The largest portion of respondents (22.2 percent) allocated between $5,001 and $15,000 for the networking purchasing and maintenance budget in 2004, with nearly an equal percentage spending less than $5,000 (15.2 percent) and $50,001 to $100,000 (15.6 percent).
Nearly 21 percent of the group of global respondents indicated a planned increase to the network budget in 2005, however, roughly 26 percent had no budget increase planned; 25 percent were unsure; and 28 percent were undergoing budget review.
Of those who expected to augment their network budgets in 2005, nearly 29 percent said they are currently outsourcing network operations and another 22 percent are planning to do so in the coming six months. Less than 10 percent of respondents who expected budget decreases in 2005 had current outsourcing plans and just over 10 percent had future outsourcing plans.

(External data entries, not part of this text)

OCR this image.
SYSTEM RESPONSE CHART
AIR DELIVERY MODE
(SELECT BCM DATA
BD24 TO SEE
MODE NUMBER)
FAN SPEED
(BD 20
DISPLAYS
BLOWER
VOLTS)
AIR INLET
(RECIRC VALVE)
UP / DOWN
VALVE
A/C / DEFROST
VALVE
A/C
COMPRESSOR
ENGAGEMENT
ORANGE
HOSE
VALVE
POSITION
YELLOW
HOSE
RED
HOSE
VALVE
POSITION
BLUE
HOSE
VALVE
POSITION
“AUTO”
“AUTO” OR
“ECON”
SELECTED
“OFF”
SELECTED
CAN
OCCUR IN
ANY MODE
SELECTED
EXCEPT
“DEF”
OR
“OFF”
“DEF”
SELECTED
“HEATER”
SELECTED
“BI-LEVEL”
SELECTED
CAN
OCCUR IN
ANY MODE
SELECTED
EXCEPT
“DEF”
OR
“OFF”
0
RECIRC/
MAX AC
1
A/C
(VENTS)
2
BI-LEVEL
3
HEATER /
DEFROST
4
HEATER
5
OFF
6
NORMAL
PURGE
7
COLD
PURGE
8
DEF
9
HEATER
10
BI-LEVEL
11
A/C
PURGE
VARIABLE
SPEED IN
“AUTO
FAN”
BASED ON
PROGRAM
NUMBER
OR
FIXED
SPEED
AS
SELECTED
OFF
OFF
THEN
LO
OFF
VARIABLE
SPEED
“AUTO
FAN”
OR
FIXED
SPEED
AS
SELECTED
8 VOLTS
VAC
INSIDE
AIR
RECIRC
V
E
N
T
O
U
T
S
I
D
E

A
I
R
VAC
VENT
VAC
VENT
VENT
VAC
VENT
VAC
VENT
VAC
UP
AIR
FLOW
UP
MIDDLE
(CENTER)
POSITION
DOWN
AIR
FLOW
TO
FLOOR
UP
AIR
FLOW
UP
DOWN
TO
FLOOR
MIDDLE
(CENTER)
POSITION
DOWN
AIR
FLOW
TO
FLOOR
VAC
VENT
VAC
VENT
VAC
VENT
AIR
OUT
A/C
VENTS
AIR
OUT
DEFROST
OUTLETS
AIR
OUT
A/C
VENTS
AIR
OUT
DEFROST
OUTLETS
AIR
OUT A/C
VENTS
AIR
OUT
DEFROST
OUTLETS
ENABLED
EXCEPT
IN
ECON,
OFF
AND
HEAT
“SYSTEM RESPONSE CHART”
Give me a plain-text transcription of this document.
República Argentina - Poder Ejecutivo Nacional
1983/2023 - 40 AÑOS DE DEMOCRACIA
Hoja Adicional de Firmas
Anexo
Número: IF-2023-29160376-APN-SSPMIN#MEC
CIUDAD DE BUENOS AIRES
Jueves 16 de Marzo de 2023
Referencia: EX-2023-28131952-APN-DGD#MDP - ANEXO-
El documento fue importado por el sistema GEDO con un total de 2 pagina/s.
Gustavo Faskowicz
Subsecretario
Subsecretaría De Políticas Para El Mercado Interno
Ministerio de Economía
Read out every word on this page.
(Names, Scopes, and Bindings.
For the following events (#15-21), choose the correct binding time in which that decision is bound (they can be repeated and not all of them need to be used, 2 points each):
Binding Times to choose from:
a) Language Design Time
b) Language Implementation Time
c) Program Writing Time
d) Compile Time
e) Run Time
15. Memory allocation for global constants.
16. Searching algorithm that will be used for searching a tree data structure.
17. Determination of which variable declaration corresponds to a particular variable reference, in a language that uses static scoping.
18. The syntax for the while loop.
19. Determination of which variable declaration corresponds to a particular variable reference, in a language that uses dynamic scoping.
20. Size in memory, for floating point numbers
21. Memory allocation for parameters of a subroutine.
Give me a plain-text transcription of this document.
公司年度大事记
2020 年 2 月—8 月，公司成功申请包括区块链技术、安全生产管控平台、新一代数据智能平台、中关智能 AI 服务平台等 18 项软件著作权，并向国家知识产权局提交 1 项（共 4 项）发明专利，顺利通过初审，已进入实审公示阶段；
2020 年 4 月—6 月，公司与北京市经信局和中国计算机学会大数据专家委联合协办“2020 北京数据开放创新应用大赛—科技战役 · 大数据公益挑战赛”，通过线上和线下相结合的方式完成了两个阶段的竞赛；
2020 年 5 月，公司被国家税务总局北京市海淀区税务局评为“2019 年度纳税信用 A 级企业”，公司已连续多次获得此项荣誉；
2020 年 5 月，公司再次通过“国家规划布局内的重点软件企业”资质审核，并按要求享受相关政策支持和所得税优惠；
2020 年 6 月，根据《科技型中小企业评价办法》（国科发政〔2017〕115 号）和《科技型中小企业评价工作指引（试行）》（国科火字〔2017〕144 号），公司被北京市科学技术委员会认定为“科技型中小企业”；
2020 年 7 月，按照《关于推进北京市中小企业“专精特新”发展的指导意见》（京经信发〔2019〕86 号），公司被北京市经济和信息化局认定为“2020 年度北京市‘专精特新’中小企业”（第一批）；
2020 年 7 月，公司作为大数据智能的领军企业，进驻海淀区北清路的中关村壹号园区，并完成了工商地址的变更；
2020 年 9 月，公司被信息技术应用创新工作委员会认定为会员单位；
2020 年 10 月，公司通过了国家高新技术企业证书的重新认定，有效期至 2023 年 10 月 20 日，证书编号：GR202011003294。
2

The types of servers that were most used in the organizations were database (78.5 percent); mail (73.3 percent); network (69.2 percent); application (66.8 percent); Web (65.6 percent); proxy (53 percent); and storage (50.6 percent).
Medium-sized companies had a higher percentage of application servers (82.5 percent); large companies and Asian companies used mail servers above any other functions; European and North American companies primarily used database servers.
''With six different server technologies utilized by at least half of the survey's participants, the data from the 2004 ITtoolbox Networking/Server Trend Survey points to the opportunities that exist in today's marketplace,'' said George Krautzel, co-founder and president of ITtoolbox. He continued, ''With consolidation options such as clustering and centralization available, CIO's need to stay informed in order to meet business requirements, cut cost, and maximize the utilization of existing resources.''
The Hewlett Packard-sponsored survey of 247 global respondents was mostly composed of network/systems administrators (19.5 percent) from U.S. (37.3 percent) companies with over 1,000 employees (27.9 percent). India, the UK, Africa, South America, and Australia were also represented.